Ever since Tiger did away with running rc.boot at startup, there have been a lot of system administrators wondering how to deny single user mode to their users. While anyone with enough motivation can still gain privilege on a computer if they have physical access (think install disk), there is a fundamental difference between having a perfectly secure system and inviting tinkering by allowing anyone meandering through the office to become root by holding down command-option-S.

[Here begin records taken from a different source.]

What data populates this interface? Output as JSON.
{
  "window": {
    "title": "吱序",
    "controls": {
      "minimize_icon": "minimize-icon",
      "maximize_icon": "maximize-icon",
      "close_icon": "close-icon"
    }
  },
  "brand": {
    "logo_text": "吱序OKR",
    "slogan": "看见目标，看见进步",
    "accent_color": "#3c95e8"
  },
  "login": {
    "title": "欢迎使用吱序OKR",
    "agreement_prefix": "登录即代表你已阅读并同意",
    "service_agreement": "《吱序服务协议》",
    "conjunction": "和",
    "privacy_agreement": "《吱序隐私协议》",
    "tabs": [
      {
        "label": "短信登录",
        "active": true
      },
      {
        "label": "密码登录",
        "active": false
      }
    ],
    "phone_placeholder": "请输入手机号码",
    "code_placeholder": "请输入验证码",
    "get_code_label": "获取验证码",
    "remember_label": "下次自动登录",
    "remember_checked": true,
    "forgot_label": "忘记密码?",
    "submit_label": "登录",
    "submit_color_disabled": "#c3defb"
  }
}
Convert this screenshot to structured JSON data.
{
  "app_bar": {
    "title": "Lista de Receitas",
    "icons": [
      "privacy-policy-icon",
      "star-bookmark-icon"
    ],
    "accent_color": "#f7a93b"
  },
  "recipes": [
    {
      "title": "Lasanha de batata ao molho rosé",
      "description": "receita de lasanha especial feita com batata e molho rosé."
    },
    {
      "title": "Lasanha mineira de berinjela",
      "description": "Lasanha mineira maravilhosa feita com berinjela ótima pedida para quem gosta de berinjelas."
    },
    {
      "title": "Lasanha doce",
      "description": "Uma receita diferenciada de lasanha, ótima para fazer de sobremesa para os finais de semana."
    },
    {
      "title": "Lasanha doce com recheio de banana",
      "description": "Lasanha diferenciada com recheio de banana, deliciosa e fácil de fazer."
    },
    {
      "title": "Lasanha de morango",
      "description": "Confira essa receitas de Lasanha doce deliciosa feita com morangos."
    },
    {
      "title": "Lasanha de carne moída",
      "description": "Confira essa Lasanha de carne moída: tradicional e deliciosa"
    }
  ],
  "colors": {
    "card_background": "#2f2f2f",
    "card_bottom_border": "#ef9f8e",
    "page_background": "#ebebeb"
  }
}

One way to balance your system security is to use the /var/root/.profile login script for root. This file is only run when root gains Terminal access using the -sh login shell. This generally only happens at two different times. First, when booting in single user mode, or second, when calling sudo -i from a Terminal window. Because single user mode uses a different $TERM than sudo -i from inside of Aqua, it's very easy to tell the two apart. Just create (as root, obviously) this simple /var/root/.profile file:
if [ $TERM = vt100 ]; then /sbin/reboot; fi
This will keep unprivileged users from booting in single user mode, while still allowing unlimited password protected xterm access. The only side effect to this is that you also will not be able to use the >console login with sudo -i. You can however, still log into >console as root, or use su or sudo -s, because all three of these use bash instead of sh by default, which reads the .bashrc file for configuration, and not .profile).
PLEASE NOTE: It's very important that this is only used by those who know the consequences of denying single user login. It may be necessary to boot in target disk mode if a bad system crash occurs to re-enable single user mode!